The 2013 floods wreaked havoc on the small town outside of Calgary, creating a new and catastrophic reality for residents. The once lively community is now struggling to survive.
Students from the Bissett School of Business at Mount Royal University are building their entrepreneurial skills hands-on through two community-based initiatives lead by Associate Professor Wendelin Fraser and the High River Renewal Office.
“This is a case study in the making. There has never been a plan on how to come back from a natural disaster. Most of these businesses are only able to buy the bare necessities to keep running,” said Danielle Gibbie, a fourth year business student.

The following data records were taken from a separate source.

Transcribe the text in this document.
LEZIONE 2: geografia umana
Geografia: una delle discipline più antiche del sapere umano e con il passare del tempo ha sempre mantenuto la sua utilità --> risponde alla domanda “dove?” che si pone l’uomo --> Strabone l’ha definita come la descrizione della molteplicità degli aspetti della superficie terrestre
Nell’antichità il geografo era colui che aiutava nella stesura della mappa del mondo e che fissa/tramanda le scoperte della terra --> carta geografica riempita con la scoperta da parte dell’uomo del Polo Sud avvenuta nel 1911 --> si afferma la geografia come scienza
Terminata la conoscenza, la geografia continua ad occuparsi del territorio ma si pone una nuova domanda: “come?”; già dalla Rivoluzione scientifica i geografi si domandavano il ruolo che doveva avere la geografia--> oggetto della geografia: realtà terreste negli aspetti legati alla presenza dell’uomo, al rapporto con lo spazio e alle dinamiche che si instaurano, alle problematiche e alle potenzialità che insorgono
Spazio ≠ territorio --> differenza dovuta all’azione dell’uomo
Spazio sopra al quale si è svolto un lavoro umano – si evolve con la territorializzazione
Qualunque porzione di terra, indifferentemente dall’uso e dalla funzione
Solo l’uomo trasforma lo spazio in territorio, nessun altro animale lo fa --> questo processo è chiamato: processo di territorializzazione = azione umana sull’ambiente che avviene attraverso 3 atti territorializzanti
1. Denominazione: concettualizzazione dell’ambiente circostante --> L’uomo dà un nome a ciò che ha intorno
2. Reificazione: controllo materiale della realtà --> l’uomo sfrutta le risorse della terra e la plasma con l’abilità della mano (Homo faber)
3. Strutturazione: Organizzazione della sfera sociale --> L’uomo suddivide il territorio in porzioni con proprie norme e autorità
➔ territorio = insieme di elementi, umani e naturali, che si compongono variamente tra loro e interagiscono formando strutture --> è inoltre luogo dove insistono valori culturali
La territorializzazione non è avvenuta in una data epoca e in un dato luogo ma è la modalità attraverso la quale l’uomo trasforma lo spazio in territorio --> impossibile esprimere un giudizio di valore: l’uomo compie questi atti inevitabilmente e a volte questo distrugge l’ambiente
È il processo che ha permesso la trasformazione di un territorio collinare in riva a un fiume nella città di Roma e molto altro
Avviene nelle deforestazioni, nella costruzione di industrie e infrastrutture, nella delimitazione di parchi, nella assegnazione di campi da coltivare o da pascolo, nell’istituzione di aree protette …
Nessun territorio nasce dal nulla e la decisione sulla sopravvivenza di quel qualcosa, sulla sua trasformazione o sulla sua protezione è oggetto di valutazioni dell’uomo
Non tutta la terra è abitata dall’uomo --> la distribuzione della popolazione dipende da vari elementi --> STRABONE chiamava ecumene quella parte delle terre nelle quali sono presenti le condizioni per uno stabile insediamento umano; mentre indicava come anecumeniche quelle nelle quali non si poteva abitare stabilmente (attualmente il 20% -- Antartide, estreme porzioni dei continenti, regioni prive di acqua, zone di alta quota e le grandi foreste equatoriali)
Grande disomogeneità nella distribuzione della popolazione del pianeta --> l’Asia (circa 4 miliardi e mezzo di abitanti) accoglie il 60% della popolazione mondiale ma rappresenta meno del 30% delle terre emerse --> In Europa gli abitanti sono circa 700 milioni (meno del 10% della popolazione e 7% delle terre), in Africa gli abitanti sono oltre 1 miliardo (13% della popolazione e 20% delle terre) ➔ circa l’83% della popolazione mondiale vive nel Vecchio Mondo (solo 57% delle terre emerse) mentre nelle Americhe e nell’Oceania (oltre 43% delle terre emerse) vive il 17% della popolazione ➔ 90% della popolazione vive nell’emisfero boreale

The two-tiered program utilizes students taking Fraser’s Students in Entrepreneurship — ‘Growing the Experience’ course and Enactus, a non-profit student-led chapter that uses entrepreneurial action to help create a more sustainable community. Students will work with the small business owners in High River that were impacted by the 2013 floods.
“Recognizing there was the flood, I knew businesses were so challenged in November,” said Fraser, “I thought that when offering this course in January, I would find ways for our students to partner with businesses in High River that were in such serious trouble.”

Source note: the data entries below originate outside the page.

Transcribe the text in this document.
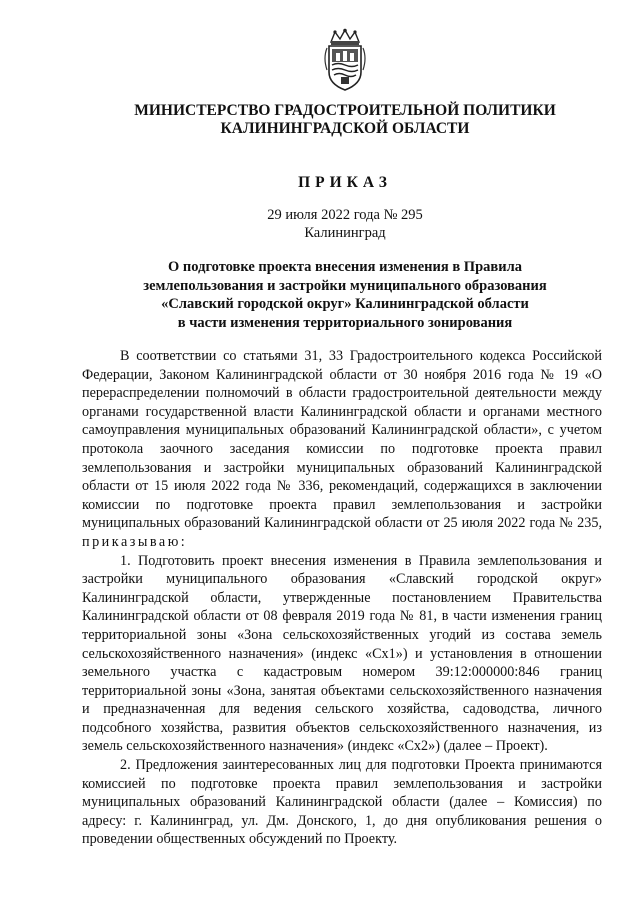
МИНИСТЕРСТВО ГРАДОСТРОИТЕЛЬНОЙ ПОЛИТИКИ
КАЛИНИНГРАДСКОЙ ОБЛАСТИ
ПРИКАЗ
29 июля 2022 года № 295
Калининград
О подготовке проекта внесения изменения в Правила
землепользования и застройки муниципального образования
«Славский городской округ» Калининградской области
в части изменения территориального зонирования

В соответствии со статьями 31, 33 Градостроительного кодекса Российской Федерации, Законом Калининградской области от 30 ноября 2016 года № 19 «О перераспределении полномочий в области градостроительной деятельности между органами государственной власти Калининградской области и органами местного самоуправления муниципальных образований Калининградской области», с учетом протокола заочного заседания комиссии по подготовке проекта правил землепользования и застройки муниципальных образований Калининградской области от 15 июля 2022 года № 336, рекомендаций, содержащихся в заключении комиссии по подготовке проекта правил землепользования и застройки муниципальных образований Калининградской области от 25 июля 2022 года № 235, приказываю:

1. Подготовить проект внесения изменения в Правила землепользования и застройки муниципального образования «Славский городской округ» Калининградской области, утвержденные постановлением Правительства Калининградской области от 08 февраля 2019 года № 81, в части изменения границ территориальной зоны «Зона сельскохозяйственных угодий из состава земель сельскохозяйственного назначения» (индекс «Сх1») и установления в отношении земельного участка с кадастровым номером 39:12:000000:846 границ территориальной зоны «Зона, занятая объектами сельскохозяйственного назначения и предназначенная для ведения сельского хозяйства, садоводства, личного подсобного хозяйства, развития объектов сельскохозяйственного назначения, из земель сельскохозяйственного назначения» (индекс «Сх2») (далее – Проект).

2. Предложения заинтересованных лиц для подготовки Проекта принимаются комиссией по подготовке проекта правил землепользования и застройки муниципальных образований Калининградской области (далее – Комиссия) по адресу: г. Калининград, ул. Дм. Донского, 1, до дня опубликования решения о проведении общественных обсуждений по Проекту.
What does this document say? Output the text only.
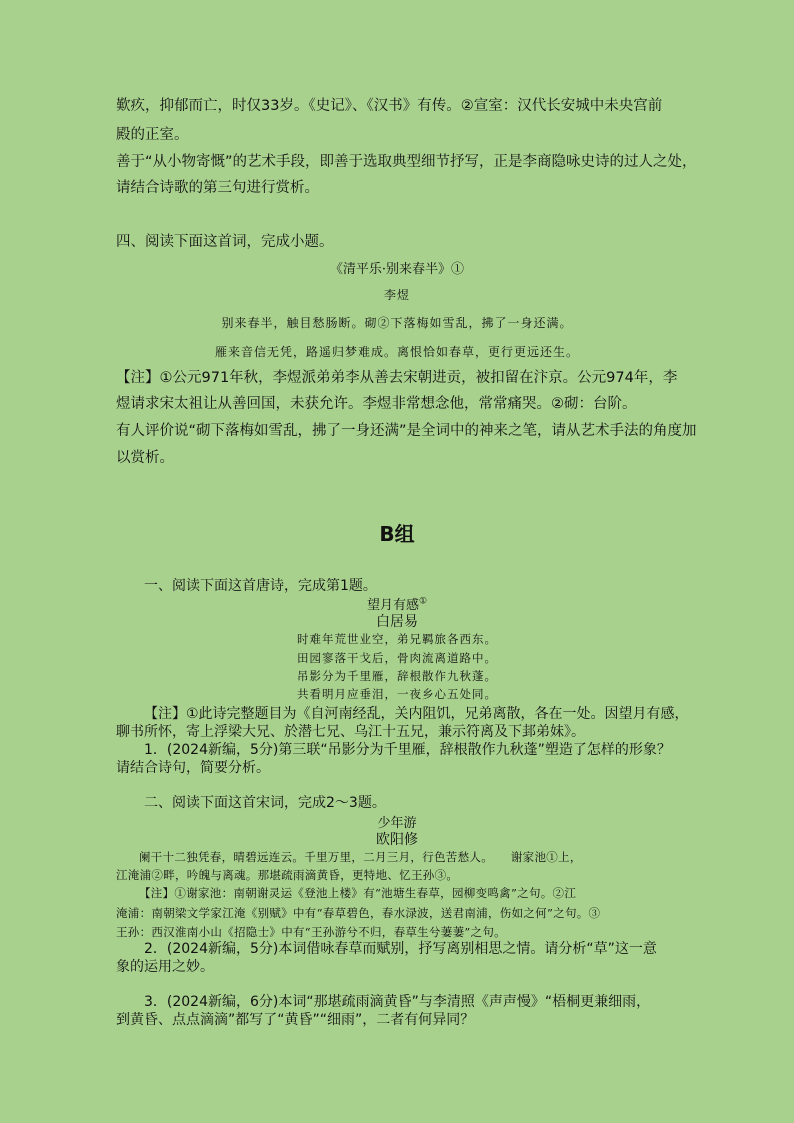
歎疚，抑郁而亡，时仅33岁。《史记》、《汉书》有传。②宣室：汉代长安城中未央宫前
殿的正室。
善于“从小物寄慨”的艺术手段，即善于选取典型细节抒写，正是李商隐咏史诗的过人之处，
请结合诗歌的第三句进行赏析。
四、阅读下面这首词，完成小题。
《清平乐·别来春半》①
李煜
别来春半，触目愁肠断。砌②下落梅如雪乱，拂了一身还满。
雁来音信无凭，路遥归梦难成。离恨恰如春草，更行更远还生。
【注】①公元971年秋，李煜派弟弟李从善去宋朝进贡，被扣留在汴京。公元974年，李
煜请求宋太祖让从善回国，未获允许。李煜非常想念他，常常痛哭。②砌：台阶。
有人评价说“砌下落梅如雪乱，拂了一身还满”是全词中的神来之笔，请从艺术手法的角度加
以赏析。
B组
一、阅读下面这首唐诗，完成第1题。
望月有感①
白居易
时难年荒世业空，弟兄羁旅各西东。
田园寥落干戈后，骨肉流离道路中。
吊影分为千里雁，辞根散作九秋蓬。
共看明月应垂泪，一夜乡心五处同。
【注】①此诗完整题目为《自河南经乱，关内阻饥，兄弟离散，各在一处。因望月有感，
聊书所怀，寄上浮梁大兄、於潜七兄、乌江十五兄，兼示符离及下邽弟妹》。
1．(2024新编，5分)第三联“吊影分为千里雁，辞根散作九秋蓬”塑造了怎样的形象？
请结合诗句，简要分析。
二、阅读下面这首宋词，完成2～3题。
少年游
欧阳修
阑干十二独凭春，晴碧远连云。千里万里，二月三月，行色苦愁人。　　谢家池①上，
江淹浦②畔，吟魄与离魂。那堪疏雨滴黄昏，更特地、忆王孙③。
【注】①谢家池：南朝谢灵运《登池上楼》有“池塘生春草，园柳变鸣禽”之句。②江
淹浦：南朝梁文学家江淹《别赋》中有“春草碧色，春水渌波，送君南浦，伤如之何”之句。③
王孙：西汉淮南小山《招隐士》中有“王孙游兮不归，春草生兮萋萋”之句。
2．(2024新编，5分)本词借咏春草而赋别，抒写离别相思之情。请分析“草”这一意
象的运用之妙。
3．(2024新编，6分)本词“那堪疏雨滴黄昏”与李清照《声声慢》“梧桐更兼细雨，
到黄昏、点点滴滴”都写了“黄昏”“细雨”，二者有何异同？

Fraser said the class currently has 16 students paired with 16 business owners. Students of the senior-level course will offer advice to local owners on boosting their business, while developing new growth strategies.
According to Zachary Champoux, a second-year business student who is also involved with Enactus, many business owners of the community don’t have a business background — which means advice from senior-level business students extremely helpful.
Champoux and Gibbie, who are both part of Enactus, will also be spearheading a project to get a Farmers Market set up in High River. Gibbie, who is leading the project, said that they want to boost the tourist attraction of the small town.
Champoux said Gibbie’s idea for a Farmers Market originated back in December during the event Wine, Dine and Shop. Calgarians piled into a bus and drove to High River, and enjoyed the evening drinking wine, eating food and shopping. The event raised $5,000 for the community. When Champoux saw the outcome, he decided to create a longer-term project that could help rebuild the economy.
Gibbie, who is also the president of Enactus, said that the Farmers Market will have a Market Collective feel to it, in order to draw tourists into the community.
“We want this to be a place where people can come and enjoy themselves. It will have more of an artistic feel, since the arts is where the community has been hit the hardest. Local artists will be able to showcase their work,” said Gibbie.
Families will be able to come to High River and enjoy the small community, which would boost popularity among other surrounding cities and towns, such as Calgary and Okotoks.
The next Enactus conference, held at the end of April, will showcase the High River project.